Zico Zico - 1 month ago 8
R Question

Moving average of past 5-minutes data against each tick

This is my Data

times value size return
2016-06-01 9:07:11 14.2 595 0
2016-06-01 9:08:11 14.2 2505 0.003527341
2016-06-01 9:11:03 14.15 1 0
2016-06-01 9:13:03 14.15 2200 0.003527341
2016-06-01 9:15:04 14.2 480 0
2016-06-01 9:15:04 14.2 2965 0.003527341
2016-06-01 9:15:05 14.2 144 0
2016-06-01 9:20:05 14.2 1856 0.003514942
2016-06-01 9:22:06 14.25 300 0
2016-06-01 9:25:06 14.25 856 0.003514942


I want to create another column
"5min_Ret"
for each tick, whose value should be
last 5 mins average of return
. Below is the desired output with logic of calculation mentioned at the end of each row. Logic Column is just to explain here. It will be not added in final output.

times value size return 5min_Ret Logic
2016-06-01 9:07:11 14.2 595 0 0 First Tick 0
2016-06-01 9:08:11 14.2 2505 0.003527341 0.001763671 Avg of 1 to 2
2016-06-01 9:11:03 14.15 1 0 0.00117578 Avg of 1 to 3
2016-06-01 9:13:03 14.15 2200 0.003527341 0.002351561 Avg of 2 to 4
2016-06-01 9:15:04 14.2 480 0 0.00117578 Avg of 3 to 5
2016-06-01 9:15:04 14.2 2965 0.003527341 0.001763671 Avg of 3 to 6
2016-06-01 9:15:05 14.2 144 0 0.001410936 Avg of 3 to 7
2016-06-01 9:20:05 14.2 1856 0.003514942 0.001757471 Avg of 7 to 8
2016-06-01 9:22:06 14.25 300 0 0.001757471 Avg of 8 to 9
2016-06-01 9:25:06 14.25 856 0.003514942 0.001757471 Avg of 9 to 10


I assume
dplyr
package will be useful for group by. But for each tick I am not able to be successful to get group by data by interval 5 mins. Any suggestion/help in R is appreciated.

Thanks.

Answer

You can achieve this with sapply. Let's say your object is called df:

df$'5min_ret' <- sapply( X = seq_along( df$return ), 
                        FUN = function(x) { 
                            mean( df$return[ df$times >= df$times[x] - 5*60 & 
                                                   df$times <= df$times[x] ] ) 
                        } )

Note the seq_along call is simply creating a vector sequence the same length as the number of rows in your data frame (in your case, 10).

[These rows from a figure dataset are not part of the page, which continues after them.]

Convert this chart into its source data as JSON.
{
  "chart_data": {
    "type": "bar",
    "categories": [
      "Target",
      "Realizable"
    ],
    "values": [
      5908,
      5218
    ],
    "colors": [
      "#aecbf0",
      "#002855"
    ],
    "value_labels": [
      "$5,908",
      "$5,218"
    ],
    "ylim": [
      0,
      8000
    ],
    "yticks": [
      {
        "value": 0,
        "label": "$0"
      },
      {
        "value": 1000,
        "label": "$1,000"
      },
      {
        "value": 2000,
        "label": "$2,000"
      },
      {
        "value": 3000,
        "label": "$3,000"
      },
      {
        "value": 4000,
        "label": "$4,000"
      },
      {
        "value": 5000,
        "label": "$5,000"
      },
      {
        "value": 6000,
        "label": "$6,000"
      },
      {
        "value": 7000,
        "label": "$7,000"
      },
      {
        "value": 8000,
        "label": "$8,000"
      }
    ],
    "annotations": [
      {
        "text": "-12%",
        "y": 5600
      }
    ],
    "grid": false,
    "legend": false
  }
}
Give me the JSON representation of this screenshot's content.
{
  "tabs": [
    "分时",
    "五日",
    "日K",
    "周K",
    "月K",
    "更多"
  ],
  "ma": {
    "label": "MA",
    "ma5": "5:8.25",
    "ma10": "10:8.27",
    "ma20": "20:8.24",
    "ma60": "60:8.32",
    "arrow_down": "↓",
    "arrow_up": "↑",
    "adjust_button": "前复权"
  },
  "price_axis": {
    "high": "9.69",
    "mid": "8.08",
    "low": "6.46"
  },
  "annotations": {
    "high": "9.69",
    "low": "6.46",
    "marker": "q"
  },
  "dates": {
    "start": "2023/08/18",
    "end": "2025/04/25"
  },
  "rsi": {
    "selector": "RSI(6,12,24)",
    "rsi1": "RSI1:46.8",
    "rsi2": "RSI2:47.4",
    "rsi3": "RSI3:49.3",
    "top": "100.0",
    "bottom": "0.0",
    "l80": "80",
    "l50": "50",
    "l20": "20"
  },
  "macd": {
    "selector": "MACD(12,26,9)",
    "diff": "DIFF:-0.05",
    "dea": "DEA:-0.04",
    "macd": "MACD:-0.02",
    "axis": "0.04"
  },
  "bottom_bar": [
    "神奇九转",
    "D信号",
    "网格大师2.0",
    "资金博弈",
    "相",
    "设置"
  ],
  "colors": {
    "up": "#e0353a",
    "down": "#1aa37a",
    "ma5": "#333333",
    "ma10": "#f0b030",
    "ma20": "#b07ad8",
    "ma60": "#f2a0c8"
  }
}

The function defined after FUN is what's important. That function takes a subset of the dataframe where the time is within the last 5 mins (greater than 5mins ago, and less than now), and takes the mean of the return column that's left. sapply simply runs that function for every value of X (that's our 1:10 sequence).

NOTE however that calling your column 5min_ret is generally not a great idea, since R doesn't particularly like names of that form. I've surrounded it in quotations on creation to get around that, but I'd recommend thinking of a different name.